Cyclin F Protein is an important component in the neurobiology of neurodegenerative diseases. This page provides detailed information about its structure, function, and role in disease processes.
Overview
Cyclin F is a protein encoded by the CCNF gene. It is a member of the F-box protein family and serves as the substrate recognition component of the SCF^CCNF ubiquitin ligase complex. Pathogenic variants in CCNF cause familial amyotrophic lateral sclerosis (ALS) and frontotemporal dementia (FTD). [@lee2016]
Protein Information
Structure
Cyclin F contains:
F-box domain: For SCF complex assembly with Skp1 and Cul1
Cyclin F Protein is an important component in the neurobiology of neurodegenerative diseases. This page provides detailed information about its structure, function, and role in disease processes.
Overview
Cyclin F is a protein encoded by the CCNF gene. It is a member of the F-box protein family and serves as the substrate recognition component of the SCF^CCNF ubiquitin ligase complex. Pathogenic variants in CCNF cause familial amyotrophic lateral sclerosis (ALS) and frontotemporal dementia (FTD). [@lee2016]
Protein Information
Structure
Cyclin F contains:
F-box domain: For SCF complex assembly with Skp1 and Cul1
Cyclin F functions as part of the [ubiquitin-proteasome system](/cell-types/ubiquitin-proteasome-system):
Substrate ubiquitination: SCF^CCNF targets specific proteins for proteasomal degradation
Cell cycle regulation: Controls G1/S and G2/M transitions
DNA damage response: Targets proteins involved in DNA repair
Iron homeostasis: Regulates IRP2 stability, controlling cellular iron levels
Ribosomal biogenesis: Controls synthesis of ribosomal proteins
In [neurons](/entities/neurons), cyclin F may regulate:
Synaptic protein turnover
Response to oxidative stress
Axonal transport
Role in Disease
Amyotrophic Lateral Sclerosis (ALS)
Mutations in CCNF cause familial ALS through:
Loss of function: Reduced ubiquitination of substrate proteins
Protein aggregation: Mutant cyclin F forms inclusions
Cellular stress: Impaired protein quality control
Iron dysregulation: Altered IRP2 metabolism
Frontotemporal Dementia (FTD)
CCNF mutations also cause FTD, particularly affecting:
Frontal lobe function
Behavioral regulation
Language (in some variants)
Other Conditions
Cancer: Cyclin F has tumor suppressor functions
Iron metabolism disorders: Altered iron homeostasis
Therapeutic Targeting
Therapeutic approaches include:
Gene therapy: Delivering wild-type CCNF
Small molecules: Enhancing ubiquitination activity
Protein aggregation inhibitors: Preventing inclusion formation
Research Directions
Recent research has focused on understanding how cyclin F dysfunction contributes to neurodegeneration. Key areas of investigation include:
FBXW7 relationship: Studies examining the interaction between cyclin F (CCNF) and FBXW7, another F-box protein in the SCF complex, to understand how these proteins coordinate cell cycle regulation and neuronal survival.
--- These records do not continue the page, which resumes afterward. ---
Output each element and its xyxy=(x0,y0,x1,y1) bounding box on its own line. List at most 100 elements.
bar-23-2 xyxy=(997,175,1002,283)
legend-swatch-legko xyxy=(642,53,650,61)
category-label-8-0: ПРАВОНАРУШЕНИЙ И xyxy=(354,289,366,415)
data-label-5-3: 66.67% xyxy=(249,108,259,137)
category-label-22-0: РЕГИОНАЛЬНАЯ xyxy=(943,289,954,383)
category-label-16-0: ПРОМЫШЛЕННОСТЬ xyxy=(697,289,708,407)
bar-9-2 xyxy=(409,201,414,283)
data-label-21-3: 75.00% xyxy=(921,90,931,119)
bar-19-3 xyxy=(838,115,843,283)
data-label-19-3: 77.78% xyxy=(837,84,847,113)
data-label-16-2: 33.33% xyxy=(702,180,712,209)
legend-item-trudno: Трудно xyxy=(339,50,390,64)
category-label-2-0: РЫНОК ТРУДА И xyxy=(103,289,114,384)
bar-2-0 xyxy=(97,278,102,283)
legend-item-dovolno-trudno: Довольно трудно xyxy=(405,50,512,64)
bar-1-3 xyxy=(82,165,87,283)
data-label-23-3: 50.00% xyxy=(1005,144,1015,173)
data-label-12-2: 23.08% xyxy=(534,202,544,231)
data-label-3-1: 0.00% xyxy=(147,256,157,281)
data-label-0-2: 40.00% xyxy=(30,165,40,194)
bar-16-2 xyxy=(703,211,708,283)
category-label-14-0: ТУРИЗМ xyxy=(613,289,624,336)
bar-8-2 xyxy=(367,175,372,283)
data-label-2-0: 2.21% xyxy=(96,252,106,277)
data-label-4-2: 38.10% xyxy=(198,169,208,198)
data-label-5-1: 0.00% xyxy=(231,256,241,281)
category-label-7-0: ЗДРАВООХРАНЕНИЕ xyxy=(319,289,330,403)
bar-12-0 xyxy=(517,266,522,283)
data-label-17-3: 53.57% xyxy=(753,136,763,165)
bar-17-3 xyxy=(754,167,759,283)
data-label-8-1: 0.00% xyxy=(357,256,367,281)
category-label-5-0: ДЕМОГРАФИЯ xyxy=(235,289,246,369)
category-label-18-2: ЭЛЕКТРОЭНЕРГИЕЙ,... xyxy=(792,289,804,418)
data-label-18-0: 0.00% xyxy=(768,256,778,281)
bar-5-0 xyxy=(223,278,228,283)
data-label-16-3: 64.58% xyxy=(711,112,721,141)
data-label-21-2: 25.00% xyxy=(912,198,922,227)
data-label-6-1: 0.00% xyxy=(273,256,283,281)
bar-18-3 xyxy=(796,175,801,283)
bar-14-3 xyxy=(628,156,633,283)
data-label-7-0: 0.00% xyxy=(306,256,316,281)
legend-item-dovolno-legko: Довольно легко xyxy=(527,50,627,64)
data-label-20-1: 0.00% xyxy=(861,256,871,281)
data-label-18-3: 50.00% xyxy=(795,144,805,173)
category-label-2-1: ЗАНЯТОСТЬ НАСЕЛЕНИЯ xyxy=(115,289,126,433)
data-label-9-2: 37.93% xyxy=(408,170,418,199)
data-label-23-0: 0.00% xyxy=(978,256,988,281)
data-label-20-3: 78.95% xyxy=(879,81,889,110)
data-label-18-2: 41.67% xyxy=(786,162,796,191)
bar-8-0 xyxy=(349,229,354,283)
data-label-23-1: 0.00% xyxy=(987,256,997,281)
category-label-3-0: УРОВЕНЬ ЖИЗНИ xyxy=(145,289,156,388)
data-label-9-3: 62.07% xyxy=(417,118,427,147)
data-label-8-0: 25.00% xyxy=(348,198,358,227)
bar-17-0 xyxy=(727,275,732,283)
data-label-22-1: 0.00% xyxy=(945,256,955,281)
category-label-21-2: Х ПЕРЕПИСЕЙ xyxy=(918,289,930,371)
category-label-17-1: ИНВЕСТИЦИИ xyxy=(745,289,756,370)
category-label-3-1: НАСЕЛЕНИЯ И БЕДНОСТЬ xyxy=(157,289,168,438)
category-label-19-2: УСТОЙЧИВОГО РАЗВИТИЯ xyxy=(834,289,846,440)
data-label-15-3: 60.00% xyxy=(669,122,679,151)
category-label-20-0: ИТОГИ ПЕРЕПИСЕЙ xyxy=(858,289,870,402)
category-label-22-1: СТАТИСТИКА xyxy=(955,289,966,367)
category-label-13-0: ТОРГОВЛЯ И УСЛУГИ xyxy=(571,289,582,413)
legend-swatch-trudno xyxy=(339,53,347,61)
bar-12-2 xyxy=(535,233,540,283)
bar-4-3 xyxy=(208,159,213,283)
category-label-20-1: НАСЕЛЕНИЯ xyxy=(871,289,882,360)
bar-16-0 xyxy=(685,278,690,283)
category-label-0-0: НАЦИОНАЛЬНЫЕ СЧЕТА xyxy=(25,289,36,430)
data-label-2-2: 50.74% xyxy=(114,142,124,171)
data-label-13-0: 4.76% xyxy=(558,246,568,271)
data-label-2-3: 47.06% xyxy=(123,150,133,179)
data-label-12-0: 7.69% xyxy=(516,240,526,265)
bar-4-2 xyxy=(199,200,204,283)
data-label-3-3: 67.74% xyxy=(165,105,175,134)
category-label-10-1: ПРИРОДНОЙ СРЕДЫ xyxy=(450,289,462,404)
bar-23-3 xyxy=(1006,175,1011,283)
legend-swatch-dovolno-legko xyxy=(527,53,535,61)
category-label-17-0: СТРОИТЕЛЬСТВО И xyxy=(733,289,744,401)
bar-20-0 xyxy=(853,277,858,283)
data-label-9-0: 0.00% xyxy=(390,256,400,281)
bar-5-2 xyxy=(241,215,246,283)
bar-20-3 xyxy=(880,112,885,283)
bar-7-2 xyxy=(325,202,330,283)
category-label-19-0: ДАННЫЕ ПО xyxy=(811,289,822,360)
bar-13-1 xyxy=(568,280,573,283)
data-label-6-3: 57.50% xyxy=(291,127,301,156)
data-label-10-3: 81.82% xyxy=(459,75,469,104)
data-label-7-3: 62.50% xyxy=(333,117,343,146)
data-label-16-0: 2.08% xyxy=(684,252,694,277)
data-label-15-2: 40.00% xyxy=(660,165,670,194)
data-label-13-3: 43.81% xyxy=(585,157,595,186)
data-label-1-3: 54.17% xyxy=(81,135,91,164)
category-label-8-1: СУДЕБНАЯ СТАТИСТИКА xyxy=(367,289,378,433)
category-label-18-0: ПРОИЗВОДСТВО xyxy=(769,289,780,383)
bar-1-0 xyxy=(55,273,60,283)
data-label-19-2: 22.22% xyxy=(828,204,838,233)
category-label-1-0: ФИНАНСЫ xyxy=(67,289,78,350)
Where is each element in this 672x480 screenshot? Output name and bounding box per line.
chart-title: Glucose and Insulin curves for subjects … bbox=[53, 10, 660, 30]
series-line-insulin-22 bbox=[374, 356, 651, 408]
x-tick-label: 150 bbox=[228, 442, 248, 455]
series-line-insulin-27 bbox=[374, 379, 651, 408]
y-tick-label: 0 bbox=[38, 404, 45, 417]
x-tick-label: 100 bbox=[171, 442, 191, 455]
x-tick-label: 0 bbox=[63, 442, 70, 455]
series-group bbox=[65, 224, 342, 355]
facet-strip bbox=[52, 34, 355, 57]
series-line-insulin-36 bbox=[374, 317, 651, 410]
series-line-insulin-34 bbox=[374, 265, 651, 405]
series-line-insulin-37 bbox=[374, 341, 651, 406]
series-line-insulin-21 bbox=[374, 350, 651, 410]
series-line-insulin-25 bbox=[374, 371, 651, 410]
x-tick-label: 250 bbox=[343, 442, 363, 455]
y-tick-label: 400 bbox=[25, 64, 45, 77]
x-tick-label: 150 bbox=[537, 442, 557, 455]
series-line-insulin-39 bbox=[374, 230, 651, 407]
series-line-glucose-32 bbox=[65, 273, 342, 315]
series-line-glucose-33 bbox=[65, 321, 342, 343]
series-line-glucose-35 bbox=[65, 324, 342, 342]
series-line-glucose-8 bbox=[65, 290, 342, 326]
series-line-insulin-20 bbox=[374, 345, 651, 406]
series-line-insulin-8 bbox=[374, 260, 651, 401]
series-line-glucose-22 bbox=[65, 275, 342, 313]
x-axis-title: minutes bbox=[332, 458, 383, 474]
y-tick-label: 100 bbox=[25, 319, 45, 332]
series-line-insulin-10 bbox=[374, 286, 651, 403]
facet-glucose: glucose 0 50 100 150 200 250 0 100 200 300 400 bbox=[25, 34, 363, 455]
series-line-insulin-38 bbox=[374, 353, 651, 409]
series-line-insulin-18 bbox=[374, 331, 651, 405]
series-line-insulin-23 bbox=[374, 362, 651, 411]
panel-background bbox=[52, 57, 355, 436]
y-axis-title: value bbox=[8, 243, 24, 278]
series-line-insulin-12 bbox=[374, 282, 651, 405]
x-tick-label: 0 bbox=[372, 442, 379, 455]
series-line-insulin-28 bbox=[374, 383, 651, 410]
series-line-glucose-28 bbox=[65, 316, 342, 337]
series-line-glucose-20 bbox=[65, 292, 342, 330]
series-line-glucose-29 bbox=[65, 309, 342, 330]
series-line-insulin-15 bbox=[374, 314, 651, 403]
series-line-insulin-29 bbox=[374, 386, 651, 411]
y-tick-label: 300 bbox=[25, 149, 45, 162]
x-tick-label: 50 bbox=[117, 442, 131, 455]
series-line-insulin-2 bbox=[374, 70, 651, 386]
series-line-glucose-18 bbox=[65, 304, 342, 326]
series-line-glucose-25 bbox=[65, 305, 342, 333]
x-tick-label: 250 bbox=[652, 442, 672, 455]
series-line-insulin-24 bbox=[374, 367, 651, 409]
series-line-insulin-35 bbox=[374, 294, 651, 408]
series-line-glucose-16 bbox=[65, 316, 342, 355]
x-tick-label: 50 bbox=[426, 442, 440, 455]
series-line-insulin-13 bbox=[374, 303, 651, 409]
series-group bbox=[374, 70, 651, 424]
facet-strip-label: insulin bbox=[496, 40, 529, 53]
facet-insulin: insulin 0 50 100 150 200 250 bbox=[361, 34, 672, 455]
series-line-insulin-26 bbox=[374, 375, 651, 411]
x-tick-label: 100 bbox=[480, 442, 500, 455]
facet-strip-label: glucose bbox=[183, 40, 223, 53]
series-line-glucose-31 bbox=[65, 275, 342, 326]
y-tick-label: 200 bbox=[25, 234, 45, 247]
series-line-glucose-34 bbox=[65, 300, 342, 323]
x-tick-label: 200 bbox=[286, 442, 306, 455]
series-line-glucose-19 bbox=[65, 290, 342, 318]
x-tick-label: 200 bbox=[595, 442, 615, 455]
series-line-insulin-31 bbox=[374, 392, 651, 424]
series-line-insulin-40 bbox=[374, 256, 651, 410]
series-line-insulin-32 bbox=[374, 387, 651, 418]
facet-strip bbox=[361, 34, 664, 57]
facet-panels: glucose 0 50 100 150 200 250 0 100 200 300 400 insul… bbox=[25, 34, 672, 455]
Therapeutic targeting: Research into small molecule inhibitors that can modulate SCF^CCNF activity to prevent aberrant cell cycle re-entry in neurons, which is a hallmark of several neurodegenerative diseases.
Genetic studies: GWAS and exome sequencing studies identifying additional CCNF mutations or variants that modify risk for ALS, FTD, and AD.
Protein aggregation: Investigations into whether cyclin F aggregates form inclusion bodies in affected neurons, similar to other ALS/FTD proteins like [TDP-43](/proteins/tdp-43) and FUS.
Background
The study of Cyclin F Protein has evolved significantly over the past decades. Research in this area has revealed important insights into the underlying mechanisms of neurodegeneration and continues to drive therapeutic development.
Historical context and key discoveries in this field have shaped our current understanding and will continue to guide future research directions.